Every software engineer has at some point in their career been asked to build a file upload. Perhaps it was to let a user upload an avatar, to import a bunch of contacts into a CRM, or to attach images or legal documents to a real estate property.

On the surface level, uploading a file is pretty straightforward: You add a form in your application, upload it to the server, and display it somewhere else. Done! But then bug reports start coming in from customers about files they cannot upload, your security officer mentions a harmful file was uploaded, or the infrastructure team notices the server’s disk space is running low.

If you want to avoid situations like this in the future read on to learn about which things you can consider to make your next file upload a success.

Consider abstracting your filesystem

Most programming languages have a low-level API to write files to the server. PHP has file_put_contents. If you’re building an MVP or writing a one-off script then by all means keep it simple and use these!

When an application starts to scale across multiple servers you should however consider using a filesystem such as S3 or Google Cloud storage. By abstracting your filesystem you can easily switch out the underlying service. An added bonus is that you make your code more testable by using an in-memory filesystem.

A popular package in PHP that does this is league/flysystem.

Consider that users cannot be trusted

Let’s say that you want to provide a way for users to upload an avatar for their profile. For the sake of this example, we only want to allow PNG files to be uploaded.

Your initial thought could be to validate the file based on the extension and only allow it to be uploaded when it ends with .png. But how would the system react when someone tries to upload a text file of which they changed the extension to .png?

A safer way is to validate it based on the file’s mime-type. So you change your validation rule to only allow files of which the mime-type is image/png. This is a solid approach, but it highly depends on how you determine the mime-type of a file. In PHP any uploaded file is accessible through the $_FILES variable:

 var_dump($_FILES['file']);
 ^ array:5 [
   "name" => "image.png"
   "type" => "image/png"
   "tmp_name" => "/tmp/phpEpywP6"
   "error" => 0
   "size" => 14136
 ]

This includes a type property that supposedly contains the mime-type we’re looking for. But what happens when we try with the text file we renamed to .png?

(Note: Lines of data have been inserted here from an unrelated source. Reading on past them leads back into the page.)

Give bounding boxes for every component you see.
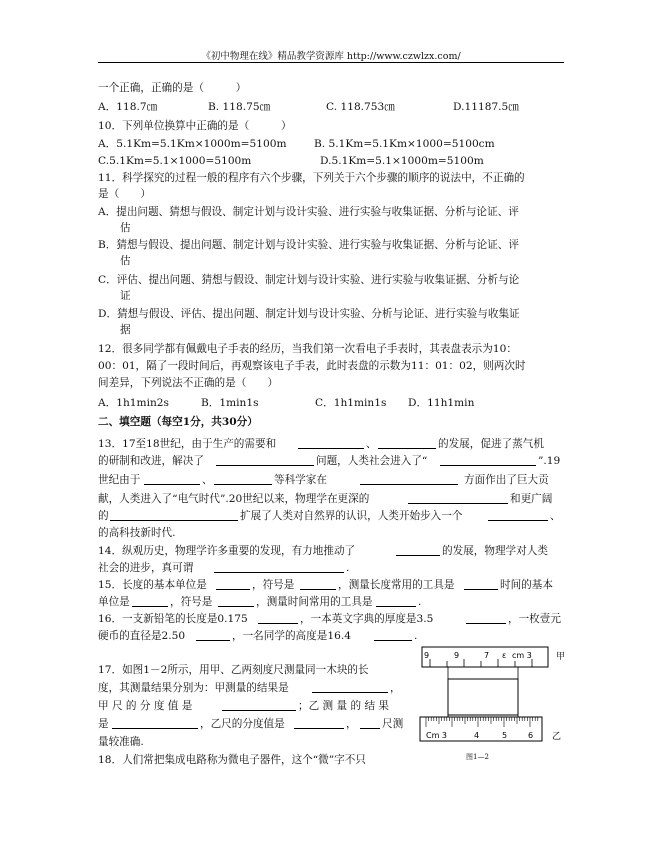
tick-label: 9	[424, 651, 430, 660]
blank[interactable]	[360, 472, 458, 485]
label-jia: 甲	[556, 652, 566, 662]
blank[interactable]	[312, 680, 388, 693]
q12-option-d: D．11h1min	[408, 397, 475, 409]
q10-option-a: A．5.1Km=5.1Km×1000m=5100m	[98, 138, 287, 150]
q12-option-a: A．1h1min2s	[98, 397, 169, 409]
q9-option-a: A．118.7㎝	[98, 101, 158, 113]
label-yi: 乙	[552, 732, 562, 742]
blank[interactable]	[112, 716, 198, 729]
blank[interactable]	[110, 508, 238, 521]
blank[interactable]	[216, 577, 250, 590]
blank[interactable]	[214, 472, 272, 485]
blank[interactable]	[396, 543, 440, 556]
q10-option-d: D.5.1Km=5.1×1000m=5100m	[320, 155, 484, 167]
tick-label: 5	[502, 731, 508, 740]
blank[interactable]	[222, 698, 296, 711]
tick-label: 9	[454, 651, 460, 660]
blank[interactable]	[298, 436, 364, 449]
blank[interactable]	[464, 577, 498, 590]
tick-label: ε	[502, 651, 507, 660]
tick-label: cm 3	[512, 651, 532, 660]
blank[interactable]	[300, 577, 336, 590]
page-header: 《初中物理在线》精品教学资源库 http://www.czwlzx.com/	[201, 51, 461, 62]
blank[interactable]	[488, 508, 548, 521]
figure-caption: 图1—2	[466, 753, 489, 761]
blank[interactable]	[218, 594, 254, 607]
blank[interactable]	[132, 594, 168, 607]
q10-option-b: B. 5.1Km=5.1Km×1000=5100cm	[314, 138, 495, 150]
blank[interactable]	[258, 611, 298, 624]
tick-label: 7	[484, 651, 490, 660]
q9-option-c: C. 118.753㎝	[326, 101, 395, 113]
blank[interactable]	[408, 491, 508, 504]
q10-option-c: C.5.1Km=5.1×1000=5100m	[98, 155, 252, 167]
blank[interactable]	[378, 436, 436, 449]
blank[interactable]	[144, 472, 200, 485]
figure-1-2-rulers	[418, 645, 570, 763]
q12-option-c: C．1h1min1s	[315, 397, 387, 409]
blank[interactable]	[360, 716, 380, 729]
blank[interactable]	[294, 716, 344, 729]
tick-label: Cm 3	[426, 731, 448, 740]
blank[interactable]	[214, 560, 344, 573]
header-rule	[98, 62, 564, 63]
blank[interactable]	[376, 594, 416, 607]
tick-label: 6	[528, 731, 534, 740]
tick-label: 4	[474, 731, 480, 740]
blank[interactable]	[466, 611, 506, 624]
blank[interactable]	[374, 628, 412, 641]
blank[interactable]	[440, 453, 536, 466]
q9-option-b: B. 118.75㎝	[208, 101, 271, 113]
q9-option-d: D.11187.5㎝	[453, 101, 519, 113]
q12-option-b: B．1min1s	[201, 397, 259, 409]
blank[interactable]	[196, 628, 230, 641]
wooden-block	[448, 679, 518, 715]
blank[interactable]	[216, 453, 314, 466]
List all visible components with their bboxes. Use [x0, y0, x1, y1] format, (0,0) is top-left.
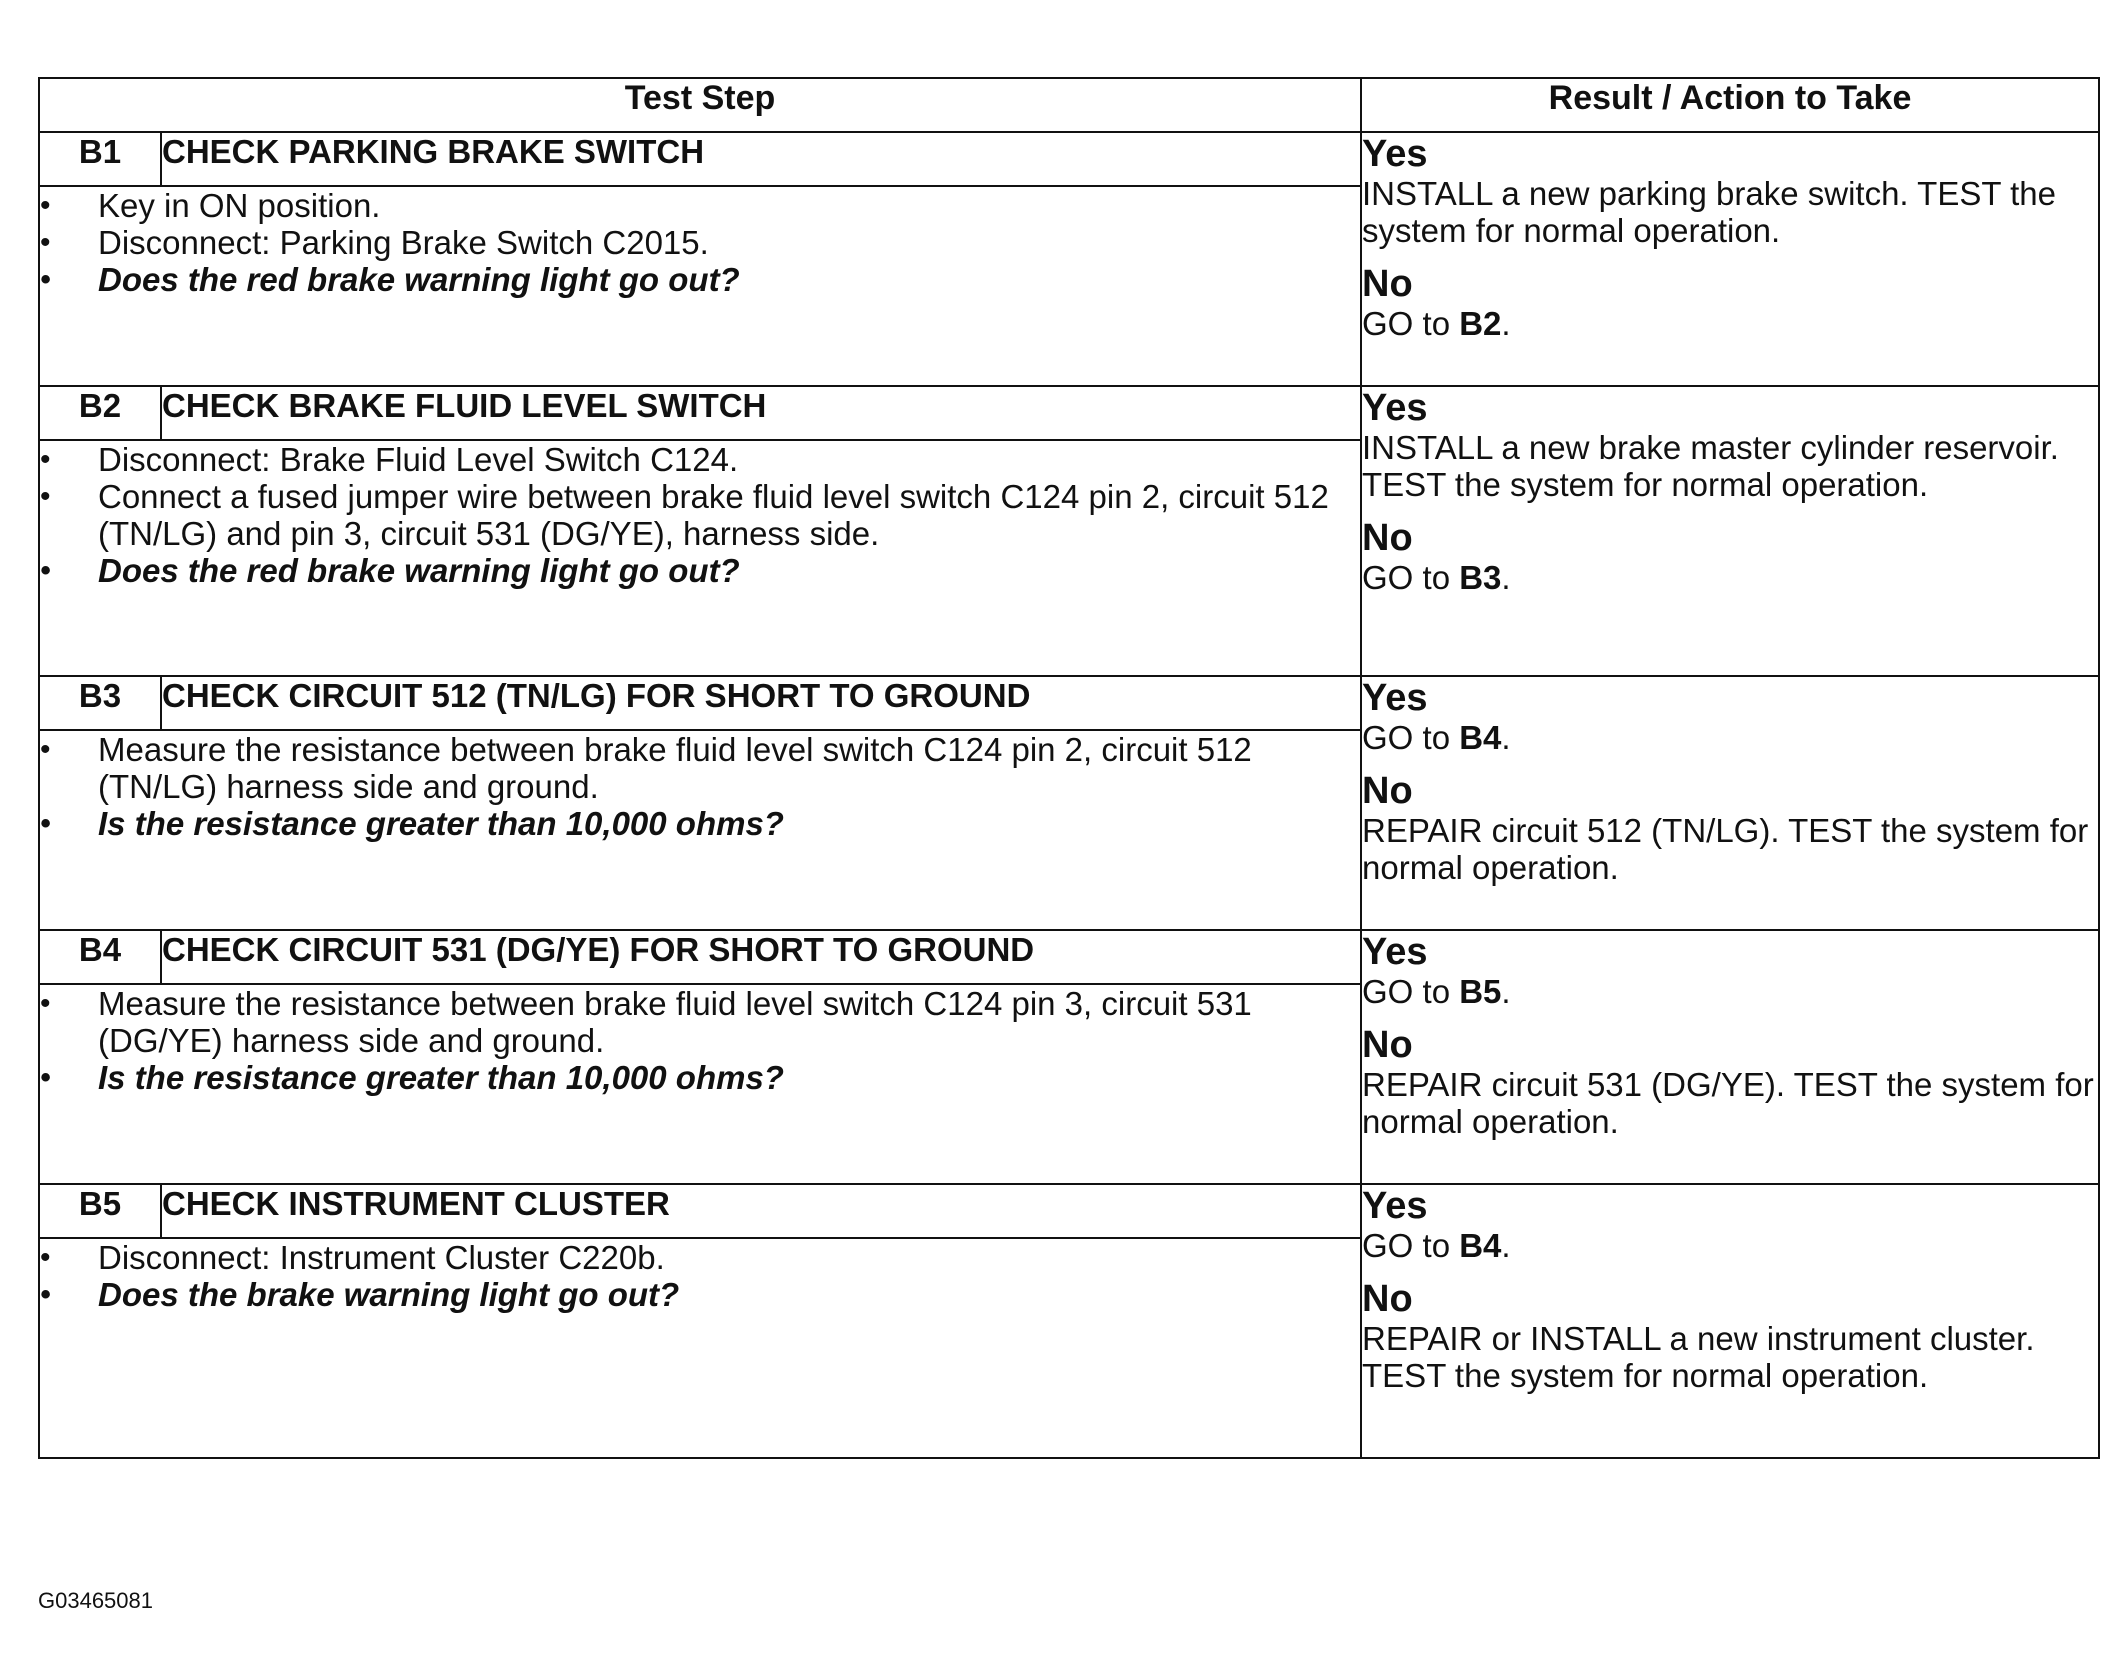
- result-no: [1362, 517, 2098, 596]
- instruction-question: • Is the resistance greater than 10,000 ohms?: [40, 1059, 1360, 1096]
- result-yes: [1362, 387, 2098, 503]
- instruction-item: • Disconnect: Instrument Cluster C220b.: [40, 1239, 1360, 1276]
- result-yes: [1362, 677, 2098, 756]
- instruction-item: • Disconnect: Brake Fluid Level Switch C124.: [40, 441, 1360, 478]
- step-title-row: [39, 132, 2099, 186]
- step-title-row: [39, 676, 2099, 730]
- instruction-list: [40, 985, 1360, 1096]
- result-no-label: No: [1362, 1024, 1413, 1066]
- step-id: B1: [39, 132, 161, 186]
- result-no-label: No: [1362, 770, 1413, 812]
- result-no: [1362, 1278, 2098, 1394]
- result-no: [1362, 263, 2098, 342]
- goto-suffix: .: [1501, 559, 1511, 596]
- result-yes-label: Yes: [1362, 1185, 1428, 1227]
- instruction-question: • Does the red brake warning light go out?: [40, 552, 1360, 589]
- goto-suffix: .: [1501, 305, 1511, 342]
- result-yes-text: [1362, 1227, 2098, 1264]
- instruction-item: • Key in ON position.: [40, 187, 1360, 224]
- instruction-question: • Does the brake warning light go out?: [40, 1276, 1360, 1313]
- goto-target: B2: [1459, 305, 1502, 342]
- header-result-action: Result / Action to Take: [1361, 78, 2099, 132]
- result-yes-label: Yes: [1362, 133, 1428, 175]
- step-id: B5: [39, 1184, 161, 1238]
- result-no-label: No: [1362, 1278, 1413, 1320]
- step-title: CHECK BRAKE FLUID LEVEL SWITCH: [161, 386, 1361, 440]
- result-no-text: REPAIR or INSTALL a new instrument cluster. TEST the system for normal operation.: [1362, 1320, 2035, 1394]
- goto-target: B4: [1459, 1227, 1502, 1264]
- step-instructions: [39, 984, 1361, 1184]
- instruction-item: • Measure the resistance between brake fluid level switch C124 pin 3, circuit 531 (DG/YE) harness side and ground.: [40, 985, 1360, 1059]
- step-result: [1361, 1184, 2099, 1458]
- step-instructions: [39, 186, 1361, 386]
- steps-body: [39, 132, 2099, 1458]
- result-yes-label: Yes: [1362, 387, 1428, 429]
- diagnostic-test-table: [38, 77, 2100, 1459]
- result-yes: [1362, 1185, 2098, 1264]
- step-title-row: [39, 930, 2099, 984]
- goto-prefix: GO to: [1362, 973, 1460, 1010]
- result-yes-label: Yes: [1362, 677, 1428, 719]
- step-id: B3: [39, 676, 161, 730]
- goto-prefix: GO to: [1362, 305, 1460, 342]
- goto-suffix: .: [1501, 1227, 1511, 1264]
- figure-id: G03465081: [38, 1588, 153, 1613]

 var_dump($_FILES['file']);
 array:5 [
   "name" => "hello_world.png"
   "type" => "image/png"
   "tmp_name" => "/tmp/phpcOkmH0"
   "error" => 0
   "size" => 11
 ] 

You can see that it also says image/png even though we know that it is a text file. The reason for that is the value of the property contains the type detected by the browser. Most browsers do this based on the file extension and not the file contents and it can also be affected by certain client configurations (for example: a change in the Windows Registry).

To correctly detect the mime-type of a file you should always look at the contents of that file. PHP has an API for this called finfo that will return the mime-type based on certain byte sequences of the file’s content. For our previous example this results in the following:

 $finfo = new \\finfo(FILEINFO_MIME_TYPE);
 var_dump($finfo->file($_FILES['file']['tmp_name']));
 // string(10) "text/plain" 

Most frameworks (such as Laravel) come with a mime-type validation rule that already makes use of this. If you’re rolling your own there are various options such as league/mime-type-detection and symfony/mime which implement the finfo API.

Consider that users will upload large files

One of the most common bugs encountered with file uploads is limitations imposed by the web server. Nginx has client_max_body_size that allows you to limit the maximum size of a file; PHP has post_max_size and upload_max_filesize

Typically when you encounter a problem like this your gut reaction is to increase the limit to something higher (until you run into server timeouts or memory problems because it takes too long to process the file). Another solution would be to force users to stay within a certain limit.

But there are situations where you would want users to upload large files (when you’re working with video or audio processing software for instance). These files could be several hundred megabytes in size.

One popular solution for this is to allow chunked uploads. The idea is that your 100MB file is cut into several smaller chunks of 1MB. These chunks are uploaded to the server and once the last chunk is uploaded you re-assemble the individual chunks into a single file and you can start using it.

This approach does come with a lot of accidental complexity. There are open source solutions such as ResumableJS and Tus.io that can help you with this.

Conclusion

File uploads are one of those things that can easily become complex. If your software heavily relies on them I would suggest to take these considerations into account early on because refactoring comes with a cost.